1. Having more experience with National Forests I'd point you there first for several reasons that could make this Comment too long. Go to any National Forests website and look for their "Travel Management" tab;

2. Once you bring up a particular NF's Travel Management map you'll be both lost and found. By that I mean you won't have a clue where to "camp" unless you turn that map into a scouting expedition without your Airstream being attached. Park it in the local Forest Ranger's parking lot or some place he recommends and if you have the skills and common sense necessary for a search, you'll find so many places to camp by yourself that you'll be overwhelmed.

3. Unless you are a lawyer or read fine print for a living, you'll get frustrated with all the map's "fine print", but that's where you find out where "in general" you can camp. By "in general" I mean within a certain distance of a legal "Travel Management" road.

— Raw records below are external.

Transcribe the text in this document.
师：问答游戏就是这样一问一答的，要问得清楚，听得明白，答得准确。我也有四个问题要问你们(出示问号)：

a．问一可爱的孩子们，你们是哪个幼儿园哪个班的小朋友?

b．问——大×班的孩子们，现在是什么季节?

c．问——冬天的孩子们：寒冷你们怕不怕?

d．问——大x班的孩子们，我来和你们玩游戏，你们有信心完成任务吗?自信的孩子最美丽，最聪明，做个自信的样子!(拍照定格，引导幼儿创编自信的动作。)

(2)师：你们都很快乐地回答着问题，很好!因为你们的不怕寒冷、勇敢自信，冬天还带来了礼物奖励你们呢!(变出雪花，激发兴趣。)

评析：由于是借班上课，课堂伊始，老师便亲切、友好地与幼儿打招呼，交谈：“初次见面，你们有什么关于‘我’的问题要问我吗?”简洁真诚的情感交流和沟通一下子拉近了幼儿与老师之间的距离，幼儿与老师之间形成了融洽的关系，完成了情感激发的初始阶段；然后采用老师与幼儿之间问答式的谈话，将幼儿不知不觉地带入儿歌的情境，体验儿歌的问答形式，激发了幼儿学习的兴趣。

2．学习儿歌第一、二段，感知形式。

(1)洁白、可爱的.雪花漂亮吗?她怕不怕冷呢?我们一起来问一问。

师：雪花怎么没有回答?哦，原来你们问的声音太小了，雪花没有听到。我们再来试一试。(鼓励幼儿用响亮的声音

4. As an example, the forest in which I live has a Travel Management map that has a huge list of "Dispersed Camping" locations. It shows you on the map where you can camp within 150' to 300' of one or both sides of a Forest Service road. Additional requirements such as season, etc will be applicable to particular locations.

5. The District Ranger and/or helpful staff can probably tell from talking to you where they would suggest you scout/go. They know their forests and generally, people, very well.

6. Caution is as applicable to this adventure as is the condition of you and/or your equipment. Let me end by saying this ... the peace and quiet you seek can be found, but so too you'll find there are no "witnesses" or immediate help. As beautiful as our country and the public lands we all own are they contrast with the full range of people that exist. Good people, bad people. I'd not go into a strange forest alone unless you can protect yourself and loved ones from the possibilities for danger we see nightly on the news.

Sorry to have ended on such a negative note. To do otherwise would do you and yours a disservice.

Lily&Me 08-14-2015 08:29 PM

Excellent information, ShyAnn!

Thank you for taking the time to make this post.


Maggie

Seecue 08-14-2015 08:32 PM

Maybe this is obvious, but I thought it might be useful to note that the BLM has developed campgrounds as well as dispersed camping. Some areas have strict rules regarding dispersed camping -- for example, the Wedge in Utah's San Rafael Swell has designated dispersed sites, and all other camping is prohibited. 10 years ago, you could camp wherever you wanted. So, as others have noted, contacting the field office is your best bet for accurate information.